Well, three things leap out: 1) Man did Ryan Whitney just get absolutely torched on home ice; b) wow are Peckham and Barker ever bad on the road (again, it would be interesting to break down what percentage of their time they spent matched against the other team’s best on the road – that’s a lot of shots for Barker to have been on the ice for and be that bad; and c) doesn’t Tom Gilbert have curious splits, in that his numbers are significantly worse on the road?
Whitney: guys can talk all they want about how he just needs a summer to train and get some strength – I don’t believe a word of it. I’m not a doctor but he’s just been breaking down in front of our eyes for two years now. There’s nothing that can be done about it but I’d plan on him being a bottom pairing/seventh defenceman next year. If the Oilers find someone who can play top two pairings and Whitne’s healthy…well, there are worse problems to have.
I assume Barker and Peckham aren’t being qualified. They’re two more guys in the RNH/Eberle pile, where it would be interesting to see if the other team targeted them on the road.
I talked about Ladislav Smid, Tom Gilbert and Jeff Petry a bit a few weeks back, in terms of their chance breakdowns:
In any event, Gilbert and Smid were a really solid pairing together, considering all the other problems this team has – 87 CF and 84 CA against the other team’s top six. Fantastic stuff. Smid and Petry have been almost as good – 111 CF and 114 CA. Without Smid, Gilbert was 45 CF and 51 CA. Smid, without Gilbert or Petry is just horrible though – 25 CF and 48 CA (34.2%).
If I’m right that there was a consensus in the Oilers’ front office that Smid was carrying Gilbert, you wonder if what they were really seeing was that they had three defencemen who can handle decent opposition and that one guy (Smid) got to play with one or the other of the other two most of the time. Smid would then always look sort of decent, while Petry and Gilbert would suffer in comparison when they weren’t on the ice with him.
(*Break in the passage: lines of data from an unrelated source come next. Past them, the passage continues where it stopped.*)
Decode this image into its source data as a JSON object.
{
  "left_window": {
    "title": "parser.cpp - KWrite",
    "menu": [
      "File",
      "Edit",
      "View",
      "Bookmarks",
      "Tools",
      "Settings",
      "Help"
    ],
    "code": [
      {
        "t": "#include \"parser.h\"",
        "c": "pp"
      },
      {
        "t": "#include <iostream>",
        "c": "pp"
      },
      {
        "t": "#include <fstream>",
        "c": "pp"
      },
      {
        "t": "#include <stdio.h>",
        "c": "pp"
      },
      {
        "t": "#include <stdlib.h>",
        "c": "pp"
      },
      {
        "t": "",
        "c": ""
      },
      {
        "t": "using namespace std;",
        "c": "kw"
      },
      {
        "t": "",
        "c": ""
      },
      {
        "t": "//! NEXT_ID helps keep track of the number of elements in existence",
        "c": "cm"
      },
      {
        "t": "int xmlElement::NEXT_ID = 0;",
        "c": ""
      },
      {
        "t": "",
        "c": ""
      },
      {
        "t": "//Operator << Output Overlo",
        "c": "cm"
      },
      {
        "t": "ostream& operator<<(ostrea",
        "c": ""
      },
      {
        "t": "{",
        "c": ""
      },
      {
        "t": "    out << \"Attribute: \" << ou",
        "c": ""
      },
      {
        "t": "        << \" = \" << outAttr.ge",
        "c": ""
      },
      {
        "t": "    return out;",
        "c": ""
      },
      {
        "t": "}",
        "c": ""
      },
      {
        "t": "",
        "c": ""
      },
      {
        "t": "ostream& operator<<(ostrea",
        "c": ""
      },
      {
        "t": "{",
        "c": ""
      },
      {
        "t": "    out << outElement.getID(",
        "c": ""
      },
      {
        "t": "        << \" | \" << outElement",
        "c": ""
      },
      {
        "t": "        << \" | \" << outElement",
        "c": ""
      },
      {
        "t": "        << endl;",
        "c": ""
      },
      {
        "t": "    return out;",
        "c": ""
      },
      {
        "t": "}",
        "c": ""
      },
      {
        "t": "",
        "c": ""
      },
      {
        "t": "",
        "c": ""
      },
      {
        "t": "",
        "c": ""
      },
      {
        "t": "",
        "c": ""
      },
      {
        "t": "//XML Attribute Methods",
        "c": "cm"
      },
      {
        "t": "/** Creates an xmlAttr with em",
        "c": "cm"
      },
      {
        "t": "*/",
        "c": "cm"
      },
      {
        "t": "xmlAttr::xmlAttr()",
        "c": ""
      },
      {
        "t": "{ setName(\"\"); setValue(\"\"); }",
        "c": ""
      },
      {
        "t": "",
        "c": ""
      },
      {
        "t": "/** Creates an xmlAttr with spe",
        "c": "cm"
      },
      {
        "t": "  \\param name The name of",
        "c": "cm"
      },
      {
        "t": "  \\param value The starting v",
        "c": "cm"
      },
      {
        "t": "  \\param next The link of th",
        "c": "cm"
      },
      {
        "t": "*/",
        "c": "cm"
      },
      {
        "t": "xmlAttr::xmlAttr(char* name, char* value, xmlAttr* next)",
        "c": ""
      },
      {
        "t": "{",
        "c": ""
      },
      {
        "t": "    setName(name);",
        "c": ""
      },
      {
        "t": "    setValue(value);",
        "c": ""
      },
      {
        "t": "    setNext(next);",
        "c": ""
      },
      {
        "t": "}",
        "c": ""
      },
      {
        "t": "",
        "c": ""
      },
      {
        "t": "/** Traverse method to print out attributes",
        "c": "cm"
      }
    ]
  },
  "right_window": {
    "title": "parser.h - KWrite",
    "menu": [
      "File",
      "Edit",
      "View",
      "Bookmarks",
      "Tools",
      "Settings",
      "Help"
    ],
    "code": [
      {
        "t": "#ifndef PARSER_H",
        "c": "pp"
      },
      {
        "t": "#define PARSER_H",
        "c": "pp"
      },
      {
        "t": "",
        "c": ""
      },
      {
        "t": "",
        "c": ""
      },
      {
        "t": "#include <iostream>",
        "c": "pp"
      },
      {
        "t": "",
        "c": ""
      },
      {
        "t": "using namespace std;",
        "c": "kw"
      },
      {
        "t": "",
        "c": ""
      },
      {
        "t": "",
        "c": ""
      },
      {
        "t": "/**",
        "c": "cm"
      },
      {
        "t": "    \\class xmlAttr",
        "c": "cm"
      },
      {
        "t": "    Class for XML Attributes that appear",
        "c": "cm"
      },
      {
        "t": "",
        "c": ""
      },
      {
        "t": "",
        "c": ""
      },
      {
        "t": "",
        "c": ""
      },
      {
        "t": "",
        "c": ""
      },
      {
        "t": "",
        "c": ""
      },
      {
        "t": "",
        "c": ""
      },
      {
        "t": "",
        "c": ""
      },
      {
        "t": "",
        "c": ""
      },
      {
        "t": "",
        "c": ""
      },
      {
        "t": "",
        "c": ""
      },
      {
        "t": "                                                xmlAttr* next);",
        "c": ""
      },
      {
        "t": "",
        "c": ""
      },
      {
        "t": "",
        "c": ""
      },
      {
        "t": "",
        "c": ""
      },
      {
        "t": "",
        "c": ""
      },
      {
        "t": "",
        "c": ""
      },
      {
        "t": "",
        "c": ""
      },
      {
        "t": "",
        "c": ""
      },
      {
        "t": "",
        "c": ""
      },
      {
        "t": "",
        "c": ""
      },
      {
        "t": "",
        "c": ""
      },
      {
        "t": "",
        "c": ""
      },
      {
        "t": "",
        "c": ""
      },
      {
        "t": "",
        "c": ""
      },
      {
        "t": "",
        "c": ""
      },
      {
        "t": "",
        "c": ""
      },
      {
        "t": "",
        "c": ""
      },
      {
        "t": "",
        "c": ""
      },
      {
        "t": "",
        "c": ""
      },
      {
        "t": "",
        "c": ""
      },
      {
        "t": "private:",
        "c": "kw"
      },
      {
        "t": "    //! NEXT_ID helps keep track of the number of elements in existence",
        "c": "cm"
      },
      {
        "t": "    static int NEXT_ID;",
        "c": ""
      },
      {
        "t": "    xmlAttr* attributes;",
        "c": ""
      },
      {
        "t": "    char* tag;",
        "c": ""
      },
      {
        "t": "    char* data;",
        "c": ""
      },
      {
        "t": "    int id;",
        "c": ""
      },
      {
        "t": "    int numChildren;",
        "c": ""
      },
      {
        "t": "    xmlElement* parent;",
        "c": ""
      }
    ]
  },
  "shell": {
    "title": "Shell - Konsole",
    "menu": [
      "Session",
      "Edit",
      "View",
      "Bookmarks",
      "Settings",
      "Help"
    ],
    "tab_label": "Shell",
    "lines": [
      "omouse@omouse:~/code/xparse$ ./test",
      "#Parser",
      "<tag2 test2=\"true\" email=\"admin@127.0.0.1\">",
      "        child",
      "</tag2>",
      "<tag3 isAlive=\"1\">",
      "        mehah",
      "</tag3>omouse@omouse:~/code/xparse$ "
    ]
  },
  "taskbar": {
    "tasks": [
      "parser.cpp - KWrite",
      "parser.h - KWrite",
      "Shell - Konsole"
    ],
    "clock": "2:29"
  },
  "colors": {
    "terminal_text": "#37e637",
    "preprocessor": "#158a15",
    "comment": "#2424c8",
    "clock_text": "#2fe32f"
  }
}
The fact that Gilbert easily trumped Smid’s chance numbers when playing with the dregs suggests to me that there might be something to this.
I don’t have an eye or a memory for pairings and matchups the way that some people do but were Smid/Gilbert playing together more at home, where the coaches could target them against the other team’s best more precisely and then Smid/Petry and Gilbert/cast of thousands on the road, where they had less control and wanted to have at least one decent guy out against the other team? There needs to be some sort of way to easily check this stuff.
What does it all mean? Well, there are a couple of questions that I think it’d be helpful if management could answer correctly. 1) Can you get better performance from players who are available than you get from Smyth/Horcoff/Belanger (god is it depressing how long those guys are signed for)? I don’t know the answer to the question but, man, the kids are gonna have to be good to make up for the difference. 2) Is there a real top four defenceman out there? They need another one pretty badly.
The first question is more interesting to me, from an analytic point of view. Anyone have ideas as to how it could be fleshed out? My thinking is establishing some sort of benchmarks for what guys on other teams do with similar ice time. The numbers seem pretty abysmal to me, even if I think there’s value in providing that shelter.